For best results, connect it after the Tokenizer Pipeline.
Using the Embedder Pipeline
Add to DocProcessorAgent
- Go to Pipelines
- Select Embedder Pipeline
- Add it to DocProcessorAgent
- Connect it after the Tokenizer Pipeline
Choose an Embedding Model
You can select the embedding model used to generate vectors.
By default:
sentence-transformers/all-MiniLM-L6-v2
This model offers:
- Fast performance
- Good semantic understanding
- Efficient vector size
Input Requirements
The pipeline accepts:
- A list of parsed documents
- Or a single text input (automatically converted to a document)
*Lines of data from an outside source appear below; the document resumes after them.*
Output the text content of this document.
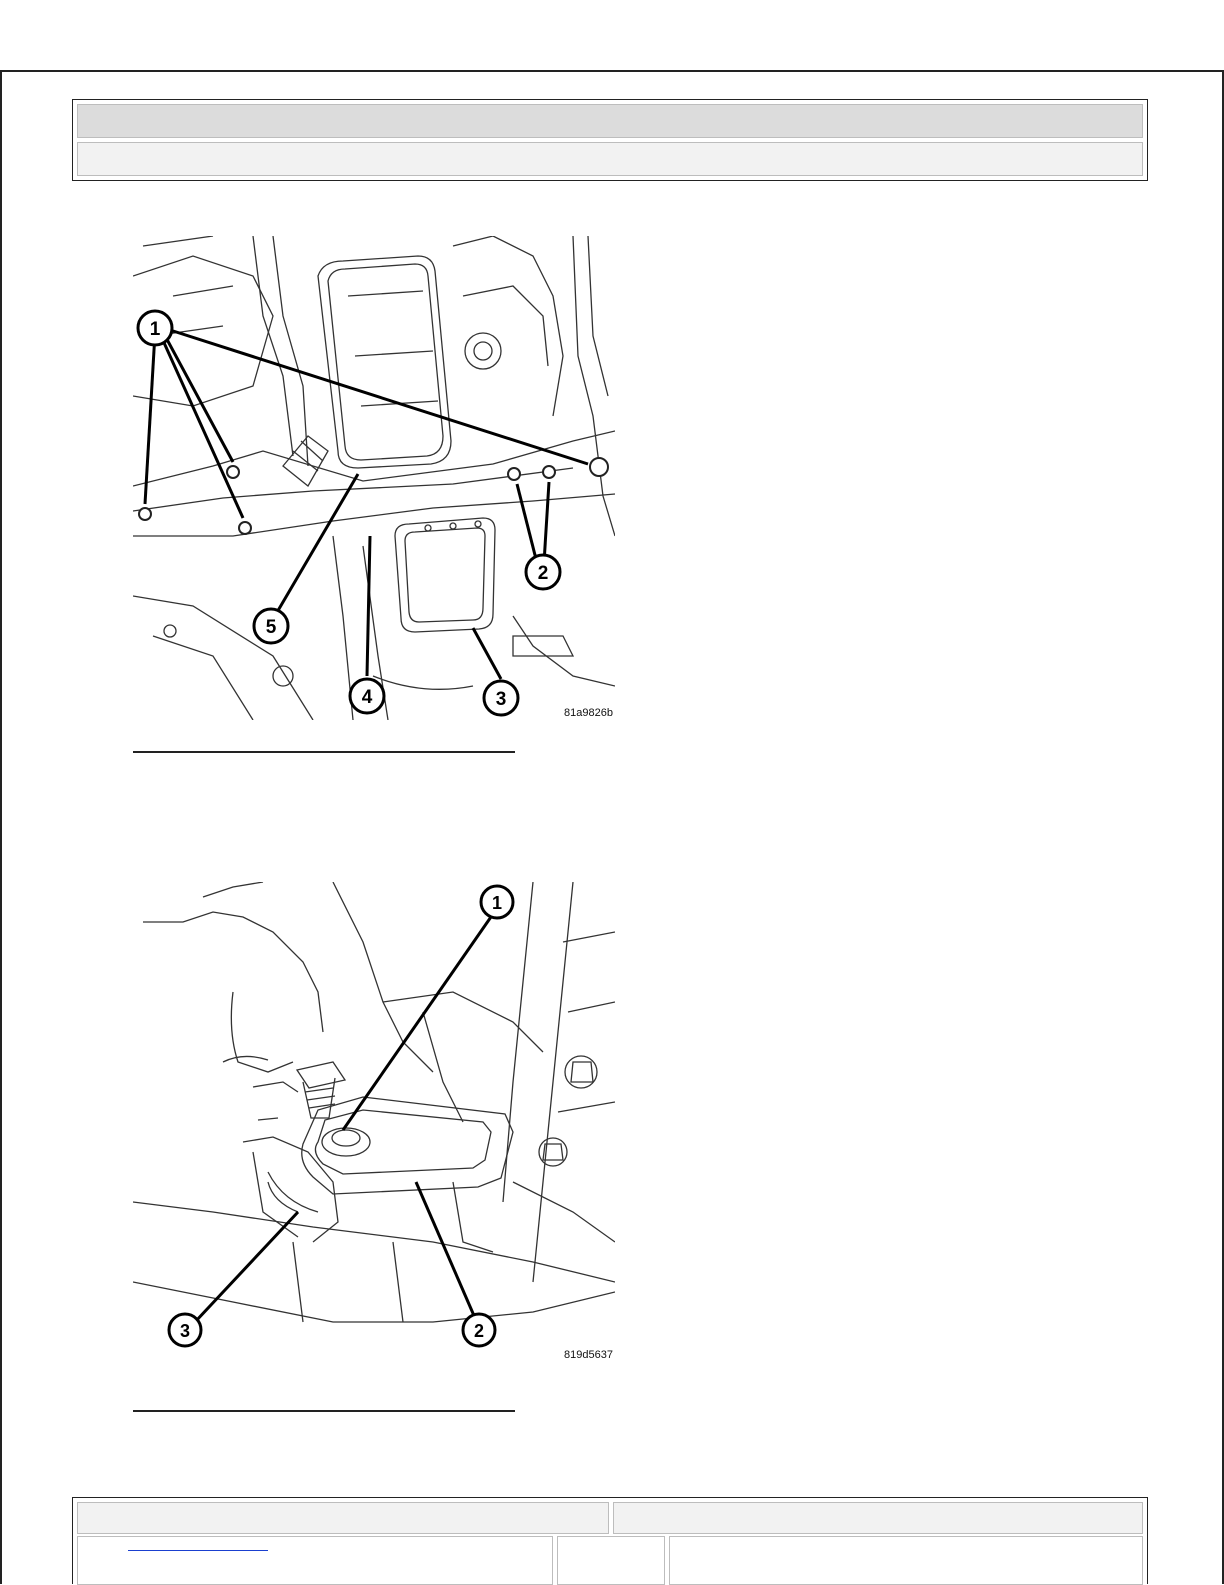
1
2
3
4
5
81a9826b
1
2
3
819d5637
Each document should contain meaningful text content for embedding.
Output
After execution:
- Each document includes a vector embedding
- The number of output documents matches the input
- Output can be directly passed to:
- Writer Pipeline
- Vector store indexing
- Retrieval pipelines
If no embeddings are generated, the pipeline raises an error.
Common Use Cases
- Preparing documents for vector databases
- Powering semantic and hybrid search
- Enabling RAG-based assistants
- Similarity comparison between documents
Summary
The Embedder Pipeline transforms text into vector representations.
It is a core building block for semantic search, retrieval, and RAG workflows.